Stereotyping Spanish-speaking Hispanic patients as “reluctant” to consider antidepressants without addressing individual depression explanatory models (as our mediation findings highlight) or treatment preferences could worsen disparities in depression care by denying antidepressant treatments to individuals for whom it might be both welcome and effective. Clinicians should avoid making assumptions based on population-level data and consider age, past history of depression treatment, and each individual patient's depression explanatory model (significant predictors in this analysis) along with culturally-based treatment beliefs, as part of developing a therapeutic plan. Similarly, those involved in clinical resource planning should consider these factors along with population characteristics such as ethnicity when allocating treatment resources. Ameliorating antidepressant medication reluctance may be achieved through health education and provider communication interventions implemented in primary care offices.9,10
The role of cross-cultural education for both primary care practitioners57,58
and designers of mental health care delivery systems may be essential to such targeted efforts.
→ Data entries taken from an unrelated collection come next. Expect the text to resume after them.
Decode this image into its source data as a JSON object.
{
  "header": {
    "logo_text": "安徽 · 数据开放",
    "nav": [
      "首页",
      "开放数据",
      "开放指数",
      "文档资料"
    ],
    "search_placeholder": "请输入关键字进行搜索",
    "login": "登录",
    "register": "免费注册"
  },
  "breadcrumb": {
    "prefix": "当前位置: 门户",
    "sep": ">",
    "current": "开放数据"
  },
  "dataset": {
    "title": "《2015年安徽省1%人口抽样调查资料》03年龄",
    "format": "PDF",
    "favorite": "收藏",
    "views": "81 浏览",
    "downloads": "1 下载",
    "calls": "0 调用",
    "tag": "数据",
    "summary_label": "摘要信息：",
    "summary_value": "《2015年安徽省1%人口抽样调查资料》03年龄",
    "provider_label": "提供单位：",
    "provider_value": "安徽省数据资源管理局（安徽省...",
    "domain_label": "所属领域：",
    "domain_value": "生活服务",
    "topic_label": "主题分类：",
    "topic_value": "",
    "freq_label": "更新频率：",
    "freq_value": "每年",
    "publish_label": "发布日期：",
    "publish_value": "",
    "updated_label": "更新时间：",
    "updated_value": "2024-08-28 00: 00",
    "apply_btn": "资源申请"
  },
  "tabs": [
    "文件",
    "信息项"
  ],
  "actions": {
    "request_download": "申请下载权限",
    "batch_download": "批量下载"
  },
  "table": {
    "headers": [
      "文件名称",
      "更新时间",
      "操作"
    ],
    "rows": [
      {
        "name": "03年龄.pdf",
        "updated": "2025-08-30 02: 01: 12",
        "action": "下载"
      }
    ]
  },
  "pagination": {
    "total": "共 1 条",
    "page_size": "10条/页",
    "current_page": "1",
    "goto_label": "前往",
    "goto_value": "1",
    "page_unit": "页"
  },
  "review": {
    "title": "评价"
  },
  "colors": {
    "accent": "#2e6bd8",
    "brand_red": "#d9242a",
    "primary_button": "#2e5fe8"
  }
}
Our study has some limitations. Data were drawn from a cross-sectional survey, so causal pathways cannot be established. Although results were weighted for non-response and telephone availability, the findings may be biased by telephone access, self-selection of call back participation, recall bias, and the low response rate of the BRFSS. Despite being a population-based study, there were also only small numbers of respondents in each of the analytic subgroups of Hispanic respondents, which could have led to false negative results. Furthermore, as discussed, dimensions of cultural identity other than language among Hispanic persons that might influence treatment attitudes, such as length of residence in the U.S., nativity, and race, were either unavailable or measured insufficiently due to small sample size for inclusion in our analyses. These two inter-related limitations to the generalizability of the findings may be especially relevant to our results for depression stigma, which has been shown in previous studies of Hispanic individuals to have a robust association with depression treatment preferences.59,60
Additionally, our attitudinal measures were adaptations of previously developed scales. Finally, given the format of our depression treatment choices, options such as spirituality-based interventions which may be important in some populations61
could not be fully explored.
In conclusion, we found that Spanish-speaking Hispanic respondents participating in the California BRFSS were less likely to endorse treatment with antidepressants than English-speaking Hispanic and non-Hispanic white respondents, and that this difference may be due to differences in underlying depression explanatory illness representation models. Greater understanding of factors leading to barriers to depression treatment in the settings where that treatment most frequently occurs can help direct targeted interventions to overcome these barriers effectively. Such coordinated steps may lead to improving depression outcomes. Therefore, our study suggests that understanding the mechanisms of depression treatment barriers to improve depression care for the Hispanic patients would benefit from further, larger studies in this heterogeneous population.